Sorry, I fail to see the point in your second paragraph. Of course in the business logic level you need to allocate variables that can hold every possible value in the valid range, but as long as this is the case, why does it matter that you use types that have the same byte size in every possible platform?
In your third paragraph, i agree on the debuggability front (if you are actually reading memory dumps, otherwise, why should it matter). About the code reading clearer, I guess this is more a matter of taste.
It matters because of code readability, debuggability and all sorts of code hygiene reasons. If I'm using size_t for a field in my protocol on a 32 bit platform on one end and 64 bit platform on the other, which size wins over the wire? Can that question be answered while in debugging flow trying to track down a memory stomping error?
> Can you tell me what is the largest number you can address with that type -- without getting into a long google/stackoverflow session or hitting the compiler manuals for each of those platforms?
Why does this matter? size_t is intended to be used as an index into a dense array, i.e. for every Index i you may want to store in a size_t, you also store i elements X of some data type. Since that number is limited both by the software architecture and the hardware available at runtime, why would you want to know exactly how many X you can store?

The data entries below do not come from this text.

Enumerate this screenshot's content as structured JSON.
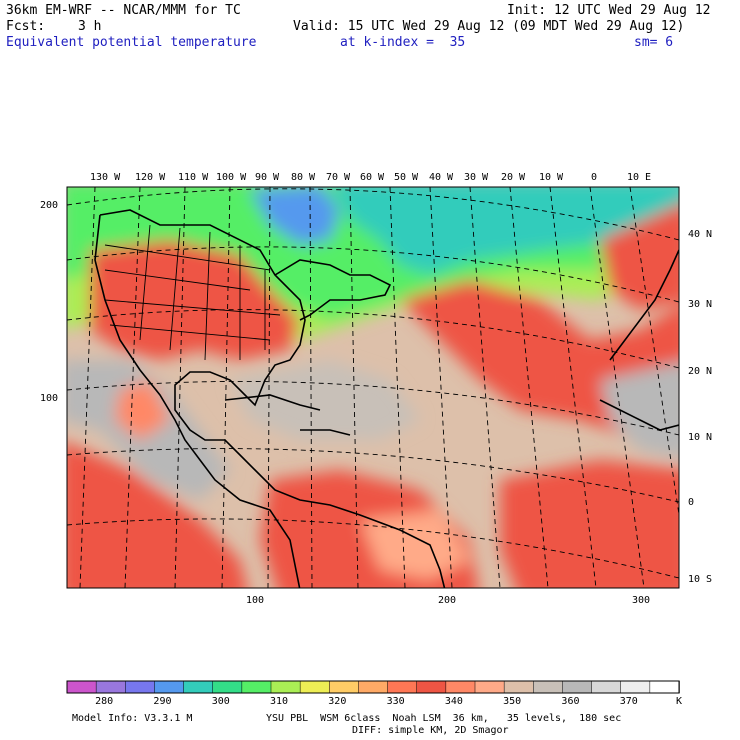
{
  "header": {
    "model": "36km EM-WRF -- NCAR/MMM for TC",
    "init": "Init: 12 UTC Wed 29 Aug 12",
    "fcst_label": "Fcst:",
    "fcst_value": "3 h",
    "valid": "Valid: 15 UTC Wed 29 Aug 12 (09 MDT Wed 29 Aug 12)",
    "field": "Equivalent potential temperature",
    "level": "at k-index =  35",
    "smooth": "sm= 6"
  },
  "axes": {
    "top_lon_labels": [
      "130 W",
      "120 W",
      "110 W",
      "100 W",
      "90 W",
      "80 W",
      "70 W",
      "60 W",
      "50 W",
      "40 W",
      "30 W",
      "20 W",
      "10 W",
      "0",
      "10 E"
    ],
    "right_lat_labels": [
      "40 N",
      "30 N",
      "20 N",
      "10 N",
      "0",
      "10 S"
    ],
    "left_grid_labels": [
      "200",
      "100"
    ],
    "bottom_grid_labels": [
      "100",
      "200",
      "300"
    ]
  },
  "colorbar": {
    "tick_labels": [
      "280",
      "290",
      "300",
      "310",
      "320",
      "330",
      "340",
      "350",
      "360",
      "370"
    ],
    "unit": "K",
    "colors": [
      "#cc55cc",
      "#9977dd",
      "#7777ee",
      "#5599ee",
      "#33ccbb",
      "#33dd88",
      "#55ee66",
      "#aaee55",
      "#eeee55",
      "#ffcc66",
      "#ffaa66",
      "#ff7755",
      "#ee5544",
      "#ff8866",
      "#ffaa88",
      "#ddc0aa",
      "#c8c0b8",
      "#b8b8b8",
      "#d8d8d8",
      "#eeeeee",
      "#ffffff"
    ]
  },
  "footer": {
    "model_info": "Model Info: V3.3.1 M",
    "physics": "YSU PBL  WSM 6class  Noah LSM  36 km,   35 levels,  180 sec",
    "diffusion": "DIFF: simple KM, 2D Smagor"
  },
  "colors": {
    "title_blue": "#2020c0",
    "warm_red": "#ee5544",
    "cool_green": "#55ee66",
    "cold_blue": "#5599ee",
    "neutral_tan": "#ddc0aa"
  }
}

size_t is guaranteed to be able to contain size of any valid object.
You can never ever have a buffer bigger than what size_t allows. If you do then you're no longer talking about the C programming language as it explicitly breaks the C specification.
meta: This is one of those times when downvotes here on HN completely baffle (and I must admit, somewhat amuse) me. Who am I offending by sharing an opinion about integer types in C?
Expressing disagreement is expressly an acceptable basis for downvoting, and given the more general purpose of voting (expressing whether or not a contribution is valuable), while not all disagreement involves perception that the thing disagreed with isn't valuable, that something is inaccurate or wrong certainly can be a reason to conclude that is not a valuable contribution to a discussion.
Not the place to discuss, but 9/10 of my comments drop to 0 or -1 before going positive, even the ones that end up very positive. I don't worry about downvotes until the comment has been up for at least 30 minutes.
Also, size_t is a frustrating beast. It's meaning is dependent on the platform. The Single Unix spec only calls for size_t to be an unsigned integer type. Now imagine you're writing code to compile over multiple mobile platforms as well as on x86_64 on the server side. Can you tell me what is the largest number you can address with that type -- without getting into a long google/stackoverflow session or hitting the compiler manuals for each of those platforms? If you absolutely want to make sure that your type can handle the values you expect it to handle, better give it well defined types provided by stdint.h (uint32_t is sooo much better than just int or unsigned int or even size_t for this purpose).
Now granted, you'd need to interact with external libraries (including libc/libc++) that'll want to use size_t etc. Not much you can do here but be very careful when passing data back and forth between your code and the library code. But that's been the lot of C coders since time began.